There is a lot of plot in the Brewster story in particular, a lot of which does not amount to much but keeps Monty Brewster feverishly busy throughout.
These two in many ways ridiculous stories, written as they are just as economics is trying to establish itself as a science and ultimately the discipline that shapes our current societies, I think reveal quite a lot about the nature of money amongst people who have a lot of it. Neither Henry nor Monty (apart from an opening twenty four hours for Henry and a scene revolving around a pear in the gutter after a night sleeping rough) experience hunger or the absence of anywhere to sleep at any point. Their concern for money seems to be entirely about social position, the respect of who they regard as their peers and being able to marry the women they have set their hearts on. In other words, money is not about money for these protagonists, it is about status.
It seems to me that almost the entire edifice that we call economics now has possibly been constructed by people in this position. Is this why money creation is represented in so many economic models via constructions clearly at odds with the actual activities of banks (one of many pieces by Steve Keen demonstrating this problem here), and why ideas such as loanable funds and the money multiplier, persist in economics education? Perhaps the original architects of these economic theories did not need money to live, as much as they needed the respect of who they saw as their peers.
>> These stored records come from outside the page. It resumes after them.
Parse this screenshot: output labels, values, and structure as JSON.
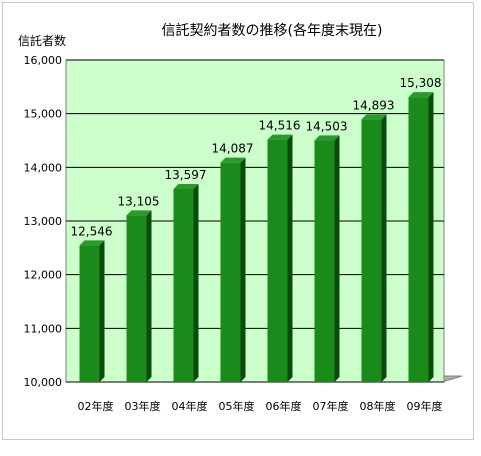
{
  "chart_data": {
    "type": "bar",
    "title": "信託契約者数の推移(各年度末現在)",
    "ylabel": "信託者数",
    "xlabel": "",
    "categories": [
      "02年度",
      "03年度",
      "04年度",
      "05年度",
      "06年度",
      "07年度",
      "08年度",
      "09年度"
    ],
    "values": [
      12546,
      13105,
      13597,
      14087,
      14516,
      14503,
      14893,
      15308
    ],
    "data_labels": [
      "12,546",
      "13,105",
      "13,597",
      "14,087",
      "14,516",
      "14,503",
      "14,893",
      "15,308"
    ],
    "ylim": [
      10000,
      16000
    ],
    "yticks": [
      10000,
      11000,
      12000,
      13000,
      14000,
      15000,
      16000
    ],
    "ytick_labels": [
      "10,000",
      "11,000",
      "12,000",
      "13,000",
      "14,000",
      "15,000",
      "16,000"
    ],
    "grid": true,
    "legend": "none",
    "colors": {
      "plot_background": "#ccffcc",
      "bar_front": "#1a8a1a",
      "bar_side": "#0a4a0a",
      "bar_top": "#2a9a2a",
      "gridline": "#000000"
    }
  }
}
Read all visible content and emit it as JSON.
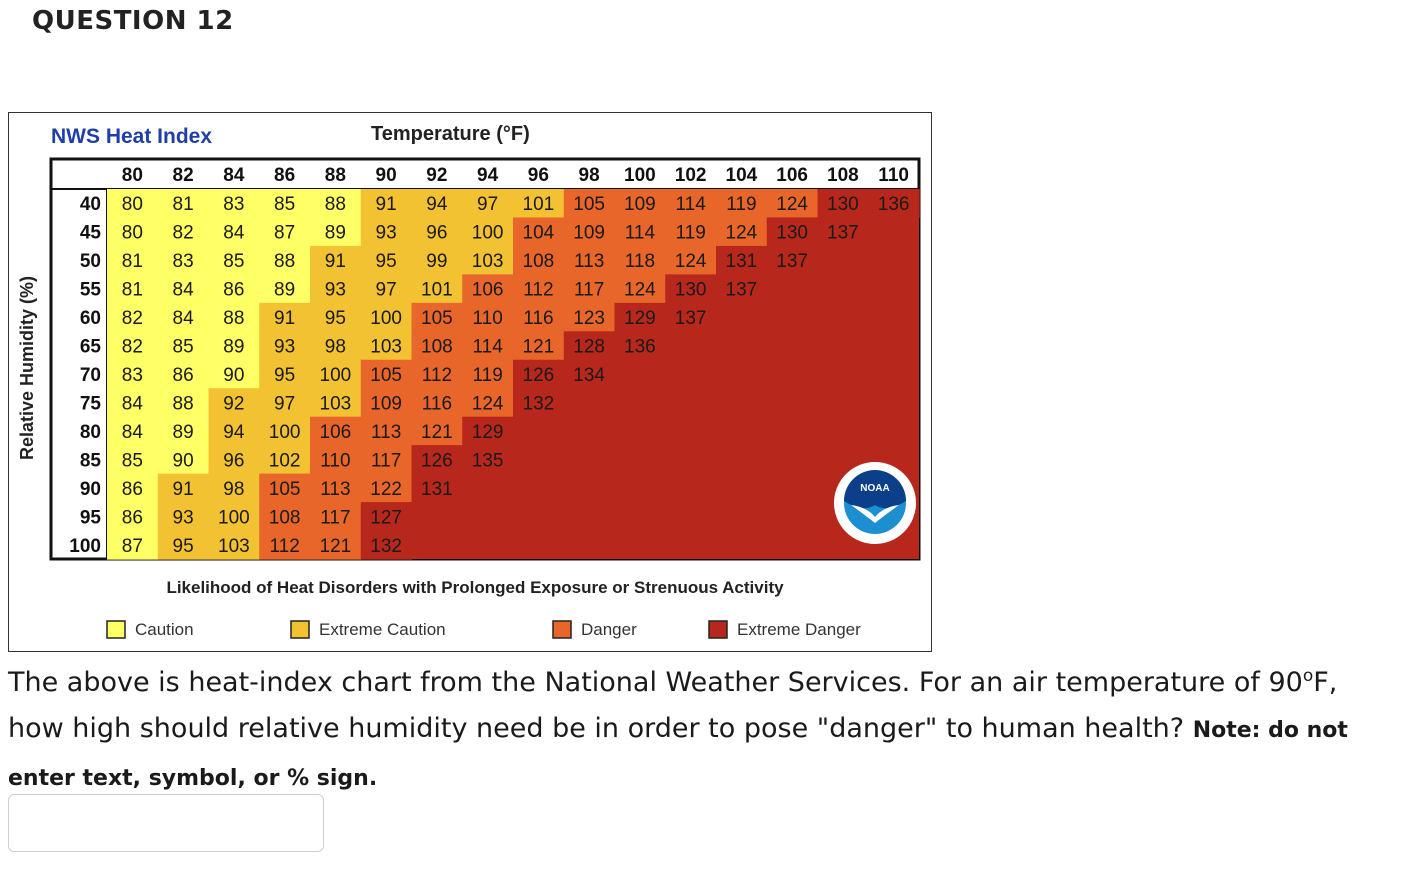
{
  "question_title": "QUESTION 12",
  "chart_data": {
    "type": "heatmap",
    "title": "NWS Heat Index",
    "xlabel": "Temperature (°F)",
    "ylabel": "Relative Humidity (%)",
    "subtitle": "Likelihood of Heat Disorders with Prolonged Exposure or Strenuous Activity",
    "x": [
      80,
      82,
      84,
      86,
      88,
      90,
      92,
      94,
      96,
      98,
      100,
      102,
      104,
      106,
      108,
      110
    ],
    "y": [
      40,
      45,
      50,
      55,
      60,
      65,
      70,
      75,
      80,
      85,
      90,
      95,
      100
    ],
    "values": [
      [
        80,
        81,
        83,
        85,
        88,
        91,
        94,
        97,
        101,
        105,
        109,
        114,
        119,
        124,
        130,
        136
      ],
      [
        80,
        82,
        84,
        87,
        89,
        93,
        96,
        100,
        104,
        109,
        114,
        119,
        124,
        130,
        137
      ],
      [
        81,
        83,
        85,
        88,
        91,
        95,
        99,
        103,
        108,
        113,
        118,
        124,
        131,
        137
      ],
      [
        81,
        84,
        86,
        89,
        93,
        97,
        101,
        106,
        112,
        117,
        124,
        130,
        137
      ],
      [
        82,
        84,
        88,
        91,
        95,
        100,
        105,
        110,
        116,
        123,
        129,
        137
      ],
      [
        82,
        85,
        89,
        93,
        98,
        103,
        108,
        114,
        121,
        128,
        136
      ],
      [
        83,
        86,
        90,
        95,
        100,
        105,
        112,
        119,
        126,
        134
      ],
      [
        84,
        88,
        92,
        97,
        103,
        109,
        116,
        124,
        132
      ],
      [
        84,
        89,
        94,
        100,
        106,
        113,
        121,
        129
      ],
      [
        85,
        90,
        96,
        102,
        110,
        117,
        126,
        135
      ],
      [
        86,
        91,
        98,
        105,
        113,
        122,
        131
      ],
      [
        86,
        93,
        100,
        108,
        117,
        127
      ],
      [
        87,
        95,
        103,
        112,
        121,
        132
      ]
    ],
    "categories": [
      {
        "name": "Caution",
        "color": "#ffff66",
        "min": 80,
        "max": 90
      },
      {
        "name": "Extreme Caution",
        "color": "#f2c233",
        "min": 91,
        "max": 103
      },
      {
        "name": "Danger",
        "color": "#e8662a",
        "min": 104,
        "max": 124
      },
      {
        "name": "Extreme Danger",
        "color": "#b8271b",
        "min": 125,
        "max": 200
      }
    ],
    "legend": [
      "Caution",
      "Extreme Caution",
      "Danger",
      "Extreme Danger"
    ],
    "logo_text": "NOAA"
  },
  "question": {
    "text_part1": "The above is heat-index chart from the National Weather Services. For an air temperature of 90",
    "superscript": "o",
    "text_part2": "F, how high should relative humidity need be in order to pose \"danger\" to human health?",
    "note": "Note: do not enter text, symbol, or % sign."
  },
  "answer": {
    "value": "",
    "placeholder": ""
  }
}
David Graeber often used to point out how much more time people at the bottom of society spent thinking about people at the top than the people at the top spent thinking about them. Is this at the heart of the problem?
Of course we do still have some social mobility. A relatively small number of people from poor backgrounds can still enter influential professions. Some of them have even become economists! Of course the very process of becoming a professional is designed to distance you from your origins: years of immersion in a very academic discipline, requiring total concentration and dedication to internalising enough of the professional “truths” learnt so as to be assessed as qualified to practise, normally while engaged in highly intensive work alongside more senior people for who these truths have already been securely internalised.
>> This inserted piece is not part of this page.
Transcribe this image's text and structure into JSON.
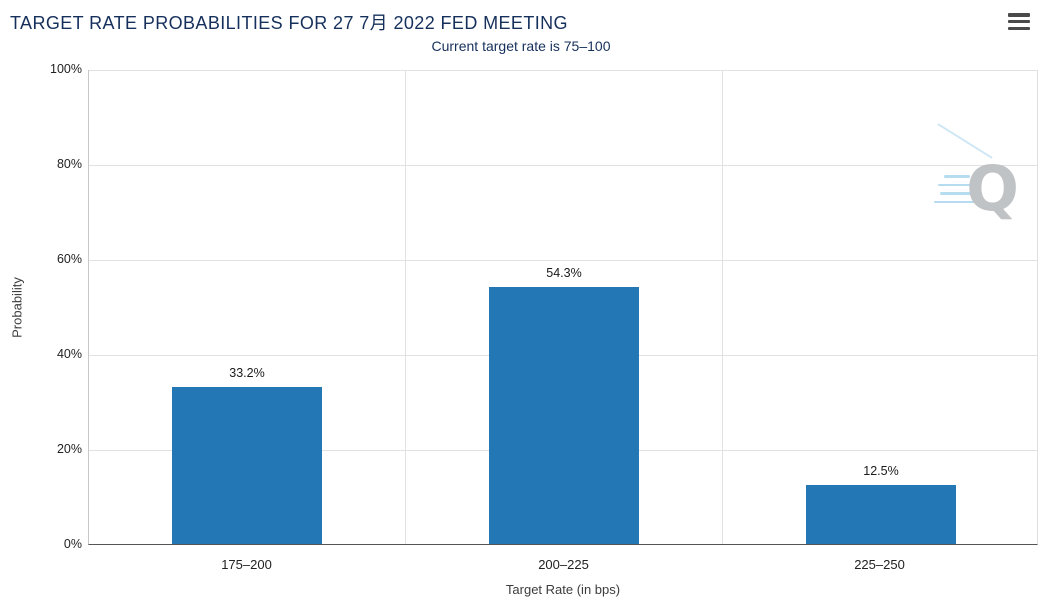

And then once there you are in the Monty Brewster situation, so insecure about your position within this new society you have joined that you will do whatever it takes to maintain it. You are “upwardly mobile”. Your families are proud that you are “getting on” and doing better, certainly in terms of income and professional respect, than they did. There is no serious challenge to this path other than its difficulty, which again creates a massive sunk cost in your mind when considering alternatives. And it is a path which is invariably described as upward.
Meanwhile the societies we have constructed around these economic edifices also have a lot of plot, a lot of which does not amount to very much but it keeps us all feverishly busy most of the time.